6. After Extra Tough Times, I Take Extra Time to Recover

This has probably been one of the most important ones for maintaining my well-being long term. Sometimes seasons of life come in which rest is not an option – illnesses, crises.  This requires not only more rest time, but more intense rest time. When Collin was younger and his situation so much more tenuous, we called this ‘survival mode’. It was a fitting name. Now we call it ‘hunkering down’ or ‘laying low’. It’s simply referring to the fact that for a short while we scale back to the actual essentials – eating, bathing, sleeping, going to work – and devote the rest of our time and energy to getting mentally, emotionally, spiritually well again. That act of stopping ‘normal’ life allows us to reacquaint ourselves with capital-L-Life and spares us the countless and inevitable physical and emotional issues that surface when you try to barrel through hardship without stopping to catch your breath.

So there you have it: a lecture on rest from someone who is no good at resting. I hope it helps you to realize that even those of us most challenged in this area can learn to say no and to stop. In fact, it may be even more important for us.
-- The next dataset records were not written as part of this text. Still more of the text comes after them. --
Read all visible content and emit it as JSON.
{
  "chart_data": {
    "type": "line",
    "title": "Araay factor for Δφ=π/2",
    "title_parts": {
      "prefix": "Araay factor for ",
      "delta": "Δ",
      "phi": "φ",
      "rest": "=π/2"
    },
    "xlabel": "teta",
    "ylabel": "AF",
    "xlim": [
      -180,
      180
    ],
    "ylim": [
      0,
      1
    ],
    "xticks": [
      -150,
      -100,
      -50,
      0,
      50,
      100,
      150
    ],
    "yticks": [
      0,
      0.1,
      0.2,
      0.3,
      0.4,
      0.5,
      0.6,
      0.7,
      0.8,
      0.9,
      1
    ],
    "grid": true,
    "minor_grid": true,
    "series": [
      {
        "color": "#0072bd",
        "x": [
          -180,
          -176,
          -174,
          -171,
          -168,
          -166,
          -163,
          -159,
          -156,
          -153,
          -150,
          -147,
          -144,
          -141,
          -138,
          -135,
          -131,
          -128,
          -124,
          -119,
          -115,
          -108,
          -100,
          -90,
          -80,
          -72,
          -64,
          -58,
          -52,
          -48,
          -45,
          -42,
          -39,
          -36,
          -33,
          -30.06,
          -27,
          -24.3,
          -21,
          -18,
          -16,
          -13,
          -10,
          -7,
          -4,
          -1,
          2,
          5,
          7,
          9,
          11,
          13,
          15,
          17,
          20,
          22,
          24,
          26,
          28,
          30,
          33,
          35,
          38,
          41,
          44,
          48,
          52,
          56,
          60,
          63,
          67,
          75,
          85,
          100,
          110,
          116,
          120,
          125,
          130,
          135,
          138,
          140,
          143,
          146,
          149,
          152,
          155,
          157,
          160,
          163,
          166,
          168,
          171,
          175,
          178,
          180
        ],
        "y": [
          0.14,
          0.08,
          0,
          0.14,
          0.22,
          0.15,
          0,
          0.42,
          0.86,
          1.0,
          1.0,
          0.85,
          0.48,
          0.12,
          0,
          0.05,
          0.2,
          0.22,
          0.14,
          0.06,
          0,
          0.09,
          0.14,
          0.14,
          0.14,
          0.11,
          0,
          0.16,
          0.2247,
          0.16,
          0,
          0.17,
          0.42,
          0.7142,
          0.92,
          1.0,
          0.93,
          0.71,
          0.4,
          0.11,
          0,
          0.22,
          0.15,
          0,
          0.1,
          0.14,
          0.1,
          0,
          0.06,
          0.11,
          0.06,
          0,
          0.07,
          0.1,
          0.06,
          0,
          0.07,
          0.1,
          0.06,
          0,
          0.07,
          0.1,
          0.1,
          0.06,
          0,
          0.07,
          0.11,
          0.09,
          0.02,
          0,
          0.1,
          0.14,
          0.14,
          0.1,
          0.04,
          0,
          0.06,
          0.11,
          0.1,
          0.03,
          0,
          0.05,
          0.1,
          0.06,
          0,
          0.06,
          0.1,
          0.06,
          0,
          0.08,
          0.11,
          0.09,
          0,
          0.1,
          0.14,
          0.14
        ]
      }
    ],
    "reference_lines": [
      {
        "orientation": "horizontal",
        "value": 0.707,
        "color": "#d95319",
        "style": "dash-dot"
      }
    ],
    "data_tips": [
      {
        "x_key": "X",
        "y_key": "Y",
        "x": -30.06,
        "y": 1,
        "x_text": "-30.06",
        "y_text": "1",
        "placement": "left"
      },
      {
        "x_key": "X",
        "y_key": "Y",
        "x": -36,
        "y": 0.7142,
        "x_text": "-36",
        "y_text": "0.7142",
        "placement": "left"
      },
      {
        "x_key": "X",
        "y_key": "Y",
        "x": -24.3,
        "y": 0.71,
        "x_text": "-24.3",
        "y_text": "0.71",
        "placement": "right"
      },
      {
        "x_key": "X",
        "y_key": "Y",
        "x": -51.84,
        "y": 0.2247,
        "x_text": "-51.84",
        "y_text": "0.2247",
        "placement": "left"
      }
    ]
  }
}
~ Annie Kratzsch. You can read more of Annie's writing on her two blogs Collin the Champ and The Good Life.


Making room in my life for joy

There are a lot of things that bring me happiness. Lattes bring me happiness. A good book brings me happiness. HBO brings me happiness on a weekly basis. (Hello, Eric Northman!) There are also a lot of things that leave me feeling fulfilled. When someone connects with something I’ve written, I feel fulfilled. When I can help someone who is less fortunate then myself, I feel fulfilled. When I can share something that has made my life easier with someone else, I feel fulfilled. 

But as I say no in November (which is getting harder and harder), I'm trying to prioritize between things that make me happy and things that bring me joy. 
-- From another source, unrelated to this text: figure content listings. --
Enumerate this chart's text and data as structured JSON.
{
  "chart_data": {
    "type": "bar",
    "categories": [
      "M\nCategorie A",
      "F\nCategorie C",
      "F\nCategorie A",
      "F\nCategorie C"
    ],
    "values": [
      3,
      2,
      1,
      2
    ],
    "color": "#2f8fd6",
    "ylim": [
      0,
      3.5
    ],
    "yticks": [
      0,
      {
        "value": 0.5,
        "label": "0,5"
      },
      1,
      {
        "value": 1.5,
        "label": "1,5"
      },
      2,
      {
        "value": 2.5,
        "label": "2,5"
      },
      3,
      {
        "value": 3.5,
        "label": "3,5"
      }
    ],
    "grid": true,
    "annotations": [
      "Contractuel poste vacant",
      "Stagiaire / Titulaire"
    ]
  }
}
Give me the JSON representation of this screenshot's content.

There are only a few things that bring me real and lasting joy.

Bliss. Delight. Felicity.

That feeling that starts deep down into the pit of your stomach and then blooms and spreads until you feel like every cell in your body is smiling.

I feel joy when Amos smiles and giggle with glee as I toss him into the air. 

I feel joy when Griffin runs to greet me in the morning with his tousled head of hair - still warm from the covers. “Good morning, mommy!” 

I feel joy when I look around the table on Sunday evenings and see my family smiling back at me over a delicious meal.  

I feel joy when my husband pulls me close at night and throws a heavy arm over my body. 

I feel joy when the warm sun shines on my face and I realize the people I love are safe, happy, and healthy and so am I.

Joy is not permanent. It can be fleeting and evasive. But when it is here - when you feel it wash over you - it is so, so sweet. 

And it is absolutely worth saying no for.